A economista-chefe do IREE descartou a possibilidade de usar parte das reservas internacionais brasileiras para pagar um pacote desse tipo. O Brasil atualmente tem em torno de 200 milhões de reservas cambiais, em dólar, acumuladas em função do boom de commodities entre 2000 e 2014.
“Eles são muito importantes porque permitem uma menor vulnerabilidade em relação à economia externa, às flutuações de câmbio”, expôs. Por isso, opinou que utilizar essas reservas seria contraproducente.
“Não faz sentido usar uma reserva em moeda estrangeira para pagar um gasto que pode ser feito usando dívida pública, com a nossa própria moeda, num momento de juros baixíssimos. A gente precisa dessa reserva para realizar compras que realmente são em dólar, como a de vacinas”, sustentou.
Governo de esquerda
Com a possibilidade cada vez maior de que um governo de esquerda assuma a liderança do Brasil em 2023, Furno refletiu sobre as medidas econômicas que uma presidência progressista deveria adotar.
“O primeiro mandato seria muito mais de refazer ou desfazer medidas do que pensar em transformações no longo prazo”, admitiu, citando a revogação do teto de gastos e a reversão da autonomia do Banco Central como prioridades.
Além disso, ela mencionou a importância de um novo governo mobilizar os instrumentos necessários para empregar a população e dinamizar a economia de modo que o mercado privado absorva parte desse contingente de desempregados.
“Medidas de financiamento de inatividade são necessárias. Isto é, que permitam aos jovens se qualificar mais, em vez de ter de entrar no mercado de trabalho tão cedo porque precisa se sustentar, impedindo-o de se formar adequadamente e conseguir empregos melhores. E que incluam os idosos. O estado financiando a inatividade dos jovens e idosos diminui a pressão no mercado de trabalho de incorporar pessoas procurando trabalho e aumenta os salários, porque aumenta a qualificação dos trabalhadores”, justificou.
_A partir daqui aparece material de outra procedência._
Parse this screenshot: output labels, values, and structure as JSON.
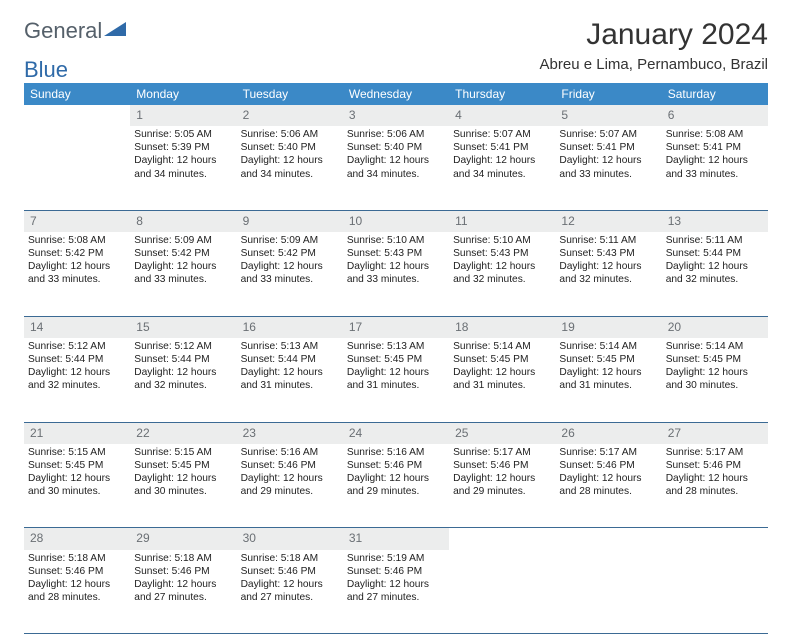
{
  "logo": {
    "text1": "General",
    "text2": "Blue",
    "color1": "#6b7680",
    "color2": "#2f6aa8"
  },
  "title": "January 2024",
  "subtitle": "Abreu e Lima, Pernambuco, Brazil",
  "colors": {
    "header_bg": "#3b89c7",
    "header_text": "#ffffff",
    "daynum_bg": "#eceded",
    "daynum_text": "#6a6f74",
    "cell_border": "#3b6a94",
    "body_text": "#222222"
  },
  "day_headers": [
    "Sunday",
    "Monday",
    "Tuesday",
    "Wednesday",
    "Thursday",
    "Friday",
    "Saturday"
  ],
  "weeks": [
    {
      "nums": [
        "",
        "1",
        "2",
        "3",
        "4",
        "5",
        "6"
      ],
      "cells": [
        "",
        "Sunrise: 5:05 AM\nSunset: 5:39 PM\nDaylight: 12 hours and 34 minutes.",
        "Sunrise: 5:06 AM\nSunset: 5:40 PM\nDaylight: 12 hours and 34 minutes.",
        "Sunrise: 5:06 AM\nSunset: 5:40 PM\nDaylight: 12 hours and 34 minutes.",
        "Sunrise: 5:07 AM\nSunset: 5:41 PM\nDaylight: 12 hours and 34 minutes.",
        "Sunrise: 5:07 AM\nSunset: 5:41 PM\nDaylight: 12 hours and 33 minutes.",
        "Sunrise: 5:08 AM\nSunset: 5:41 PM\nDaylight: 12 hours and 33 minutes."
      ]
    },
    {
      "nums": [
        "7",
        "8",
        "9",
        "10",
        "11",
        "12",
        "13"
      ],
      "cells": [
        "Sunrise: 5:08 AM\nSunset: 5:42 PM\nDaylight: 12 hours and 33 minutes.",
        "Sunrise: 5:09 AM\nSunset: 5:42 PM\nDaylight: 12 hours and 33 minutes.",
        "Sunrise: 5:09 AM\nSunset: 5:42 PM\nDaylight: 12 hours and 33 minutes.",
        "Sunrise: 5:10 AM\nSunset: 5:43 PM\nDaylight: 12 hours and 33 minutes.",
        "Sunrise: 5:10 AM\nSunset: 5:43 PM\nDaylight: 12 hours and 32 minutes.",
        "Sunrise: 5:11 AM\nSunset: 5:43 PM\nDaylight: 12 hours and 32 minutes.",
        "Sunrise: 5:11 AM\nSunset: 5:44 PM\nDaylight: 12 hours and 32 minutes."
      ]
    },
    {
      "nums": [
        "14",
        "15",
        "16",
        "17",
        "18",
        "19",
        "20"
      ],
      "cells": [
        "Sunrise: 5:12 AM\nSunset: 5:44 PM\nDaylight: 12 hours and 32 minutes.",
        "Sunrise: 5:12 AM\nSunset: 5:44 PM\nDaylight: 12 hours and 32 minutes.",
        "Sunrise: 5:13 AM\nSunset: 5:44 PM\nDaylight: 12 hours and 31 minutes.",
        "Sunrise: 5:13 AM\nSunset: 5:45 PM\nDaylight: 12 hours and 31 minutes.",
        "Sunrise: 5:14 AM\nSunset: 5:45 PM\nDaylight: 12 hours and 31 minutes.",
        "Sunrise: 5:14 AM\nSunset: 5:45 PM\nDaylight: 12 hours and 31 minutes.",
        "Sunrise: 5:14 AM\nSunset: 5:45 PM\nDaylight: 12 hours and 30 minutes."
      ]
    },
    {
      "nums": [
        "21",
        "22",
        "23",
        "24",
        "25",
        "26",
        "27"
      ],
      "cells": [
        "Sunrise: 5:15 AM\nSunset: 5:45 PM\nDaylight: 12 hours and 30 minutes.",
        "Sunrise: 5:15 AM\nSunset: 5:45 PM\nDaylight: 12 hours and 30 minutes.",
        "Sunrise: 5:16 AM\nSunset: 5:46 PM\nDaylight: 12 hours and 29 minutes.",
        "Sunrise: 5:16 AM\nSunset: 5:46 PM\nDaylight: 12 hours and 29 minutes.",
        "Sunrise: 5:17 AM\nSunset: 5:46 PM\nDaylight: 12 hours and 29 minutes.",
        "Sunrise: 5:17 AM\nSunset: 5:46 PM\nDaylight: 12 hours and 28 minutes.",
        "Sunrise: 5:17 AM\nSunset: 5:46 PM\nDaylight: 12 hours and 28 minutes."
      ]
    },
    {
      "nums": [
        "28",
        "29",
        "30",
        "31",
        "",
        "",
        ""
      ],
      "cells": [
        "Sunrise: 5:18 AM\nSunset: 5:46 PM\nDaylight: 12 hours and 28 minutes.",
        "Sunrise: 5:18 AM\nSunset: 5:46 PM\nDaylight: 12 hours and 27 minutes.",
        "Sunrise: 5:18 AM\nSunset: 5:46 PM\nDaylight: 12 hours and 27 minutes.",
        "Sunrise: 5:19 AM\nSunset: 5:46 PM\nDaylight: 12 hours and 27 minutes.",
        "",
        "",
        ""
      ]
    }
  ]
}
Por fim, outras medidas importantes a serem adotadas por um novo governo de esquerda para a economista incluem uma reforma tributária e diversificação produtiva para colocar o Brasil “numa rota de crescimento mais sustentável”, com competitividade internacional.
“O Brasil tem capacidade para desenvolver tecnologia de ponta e liderar a mudança na matriz energética”, exemplificou.
Para tanto, reverter os processos de privatização é essencial: “A Petrobrás deve deter o monopólio da extração de petróleo, pelo menos na área do Pré-Sal. A Vale precisa ser reestatizada. Temos empresas com potencial de ser vanguarda na mudança energética do mundo”.